Does anyone know how to add ghost notes for the snare drum, for example? I tried grace notes which result in kind of little roll before the main hit which is also nice and useful, but how can I add rhythmical ghost notes? To x notehead changes the sound to rimclick/sidestick. The standard notation seems to be that ghost notes go in brackets, but Staffpad does not seem to recognise those


----------



## wcreed51 (Jul 20, 2020)

Which library?


----------



## muratkayi (Jul 20, 2020)

Hi,

Is that library dependent? I was trying the stock drumset library, but will try the "essential drummer" library later (the videos in the store don't show ghost notes for that).
I also got CinePerc.


----------



## wcreed51 (Jul 20, 2020)

Many of the insturments in addon librarys have "Staff Presets" that control such things. Don't know about Cinaperc, but you might take a look. Right click on the staff line and look in the context menu


----------



## jonathanparham (Jul 20, 2020)

muratkayi said:


> Hi,
> 
> Is that library dependent? I was trying the stock drumset library, but will try the "essential drummer" library later (the videos in the store don't show ghost notes for that).
> I also got CinePerc.


I have the essentials as well but I haven't figured it out yet. I'm working on other things at the moment and haven't had time to explore more but like the kits.


----------



## muratkayi (Jul 20, 2020)

Ok, thanks for the replies so far!
I know about the staff presets, will check out with the bought libraries.

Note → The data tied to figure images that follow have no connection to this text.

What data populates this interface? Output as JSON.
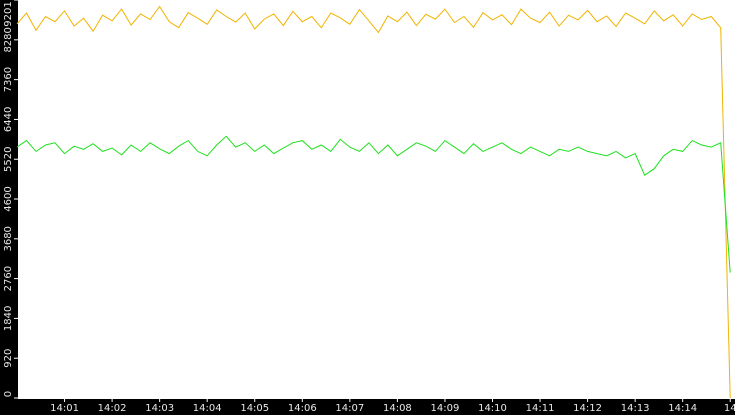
{
  "chart_data": {
    "type": "line",
    "x": [
      840.0,
      840.2,
      840.4,
      840.6,
      840.8,
      841.0,
      841.2,
      841.4,
      841.6,
      841.8,
      842.0,
      842.2,
      842.4,
      842.6,
      842.8,
      843.0,
      843.2,
      843.4,
      843.6,
      843.8,
      844.0,
      844.2,
      844.4,
      844.6,
      844.8,
      845.0,
      845.2,
      845.4,
      845.6,
      845.8,
      846.0,
      846.2,
      846.4,
      846.6,
      846.8,
      847.0,
      847.2,
      847.4,
      847.6,
      847.8,
      848.0,
      848.2,
      848.4,
      848.6,
      848.8,
      849.0,
      849.2,
      849.4,
      849.6,
      849.8,
      850.0,
      850.2,
      850.4,
      850.6,
      850.8,
      851.0,
      851.2,
      851.4,
      851.6,
      851.8,
      852.0,
      852.2,
      852.4,
      852.6,
      852.8,
      853.0,
      853.2,
      853.4,
      853.6,
      853.8,
      854.0,
      854.2,
      854.4,
      854.6,
      854.8,
      855.0
    ],
    "series": [
      {
        "color": "#f0b400",
        "values": [
          8650,
          8900,
          8500,
          8820,
          8700,
          8950,
          8600,
          8780,
          8480,
          8850,
          8720,
          8990,
          8620,
          8880,
          8750,
          9050,
          8700,
          8560,
          8910,
          8780,
          8640,
          8970,
          8820,
          8690,
          8900,
          8530,
          8760,
          8880,
          8610,
          8940,
          8700,
          8820,
          8560,
          8900,
          8790,
          8640,
          8980,
          8720,
          8450,
          8830,
          8700,
          8920,
          8610,
          8870,
          8760,
          8990,
          8680,
          8820,
          8570,
          8910,
          8740,
          8860,
          8630,
          8990,
          8780,
          8680,
          8920,
          8600,
          8850,
          8740,
          8960,
          8700,
          8830,
          8590,
          8900,
          8780,
          8650,
          8950,
          8720,
          8860,
          8600,
          8880,
          8750,
          8820,
          8560,
          0
        ]
      },
      {
        "color": "#1ee01e",
        "values": [
          5800,
          5950,
          5700,
          5850,
          5900,
          5650,
          5820,
          5750,
          5880,
          5700,
          5780,
          5620,
          5850,
          5700,
          5900,
          5760,
          5650,
          5820,
          5950,
          5700,
          5600,
          5850,
          6050,
          5800,
          5900,
          5700,
          5850,
          5650,
          5780,
          5900,
          5950,
          5750,
          5850,
          5700,
          5980,
          5800,
          5700,
          5900,
          5650,
          5850,
          5600,
          5750,
          5900,
          5820,
          5700,
          5950,
          5800,
          5650,
          5880,
          5700,
          5800,
          5900,
          5750,
          5650,
          5800,
          5700,
          5600,
          5750,
          5700,
          5800,
          5700,
          5650,
          5600,
          5700,
          5550,
          5650,
          5150,
          5300,
          5600,
          5750,
          5700,
          5950,
          5850,
          5800,
          5900,
          2900
        ]
      }
    ],
    "xlim": [
      840.0,
      855.1
    ],
    "xticks": [
      {
        "value": 841,
        "label": "14:01"
      },
      {
        "value": 842,
        "label": "14:02"
      },
      {
        "value": 843,
        "label": "14:03"
      },
      {
        "value": 844,
        "label": "14:04"
      },
      {
        "value": 845,
        "label": "14:05"
      },
      {
        "value": 846,
        "label": "14:06"
      },
      {
        "value": 847,
        "label": "14:07"
      },
      {
        "value": 848,
        "label": "14:08"
      },
      {
        "value": 849,
        "label": "14:09"
      },
      {
        "value": 850,
        "label": "14:10"
      },
      {
        "value": 851,
        "label": "14:11"
      },
      {
        "value": 852,
        "label": "14:12"
      },
      {
        "value": 853,
        "label": "14:13"
      },
      {
        "value": 854,
        "label": "14:14"
      },
      {
        "value": 855,
        "label": "14"
      }
    ],
    "ylim": [
      0,
      9201
    ],
    "yticks": [
      0,
      920,
      1840,
      2760,
      3680,
      4600,
      5520,
      6440,
      7360,
      8280,
      9201
    ]
  }
}
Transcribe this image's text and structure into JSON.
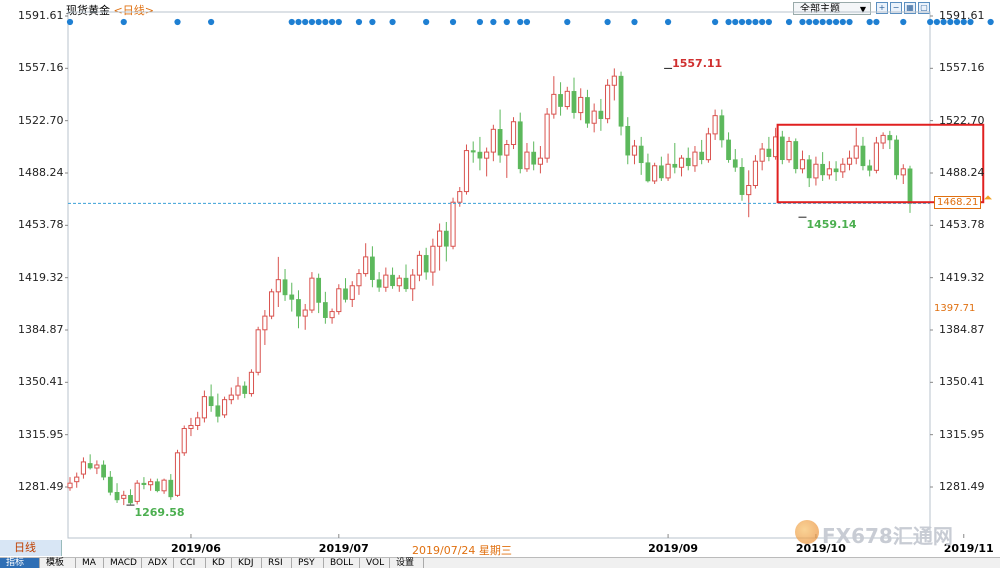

I would, however, prefer it if Staffpad integrated some form of notated ghost note triggers, because when I hand in wildly unorthodox drum parts our drummer will instantly come to the conclusion that I really am the idiot he suspected me to be all this time and I need to postpone this insight on his part as long as humanly possible...

I guess one way to just make the playback happen is to add another drumset staff and use it for quieter snares only, but that is a point at which I actually had much rather finger drum stuff in via pads.


----------



## muratkayi (Jul 21, 2020)

Update:
The staff presets just change the drum kits on "essential drummer". 

I have had somewhat okayish results writing accents on the normal snare beats. That way, the normal beats are louder - which isn't exactly the same as making ghost notes quieter. Also, it increases both kick and snare together, if they happen to be on the same beat in the bar and kick and ghost note snare are the same velocity. But it is a workaround.


----------



## waveheavy (Aug 12, 2020)

Why not export stems from StaffPad into a DAW, and do the drum parts in the DAW, and then mix? it would give more options for the drum parts?


----------



## jonathanparham (Sep 18, 2020)

Got the beta update on windows and ghost notes are here. So you have notehead options. I was copying some jazz here but am going pop:


----------



## muratkayi (Sep 18, 2020)

Great news! Really looking forward to the update(s)


----------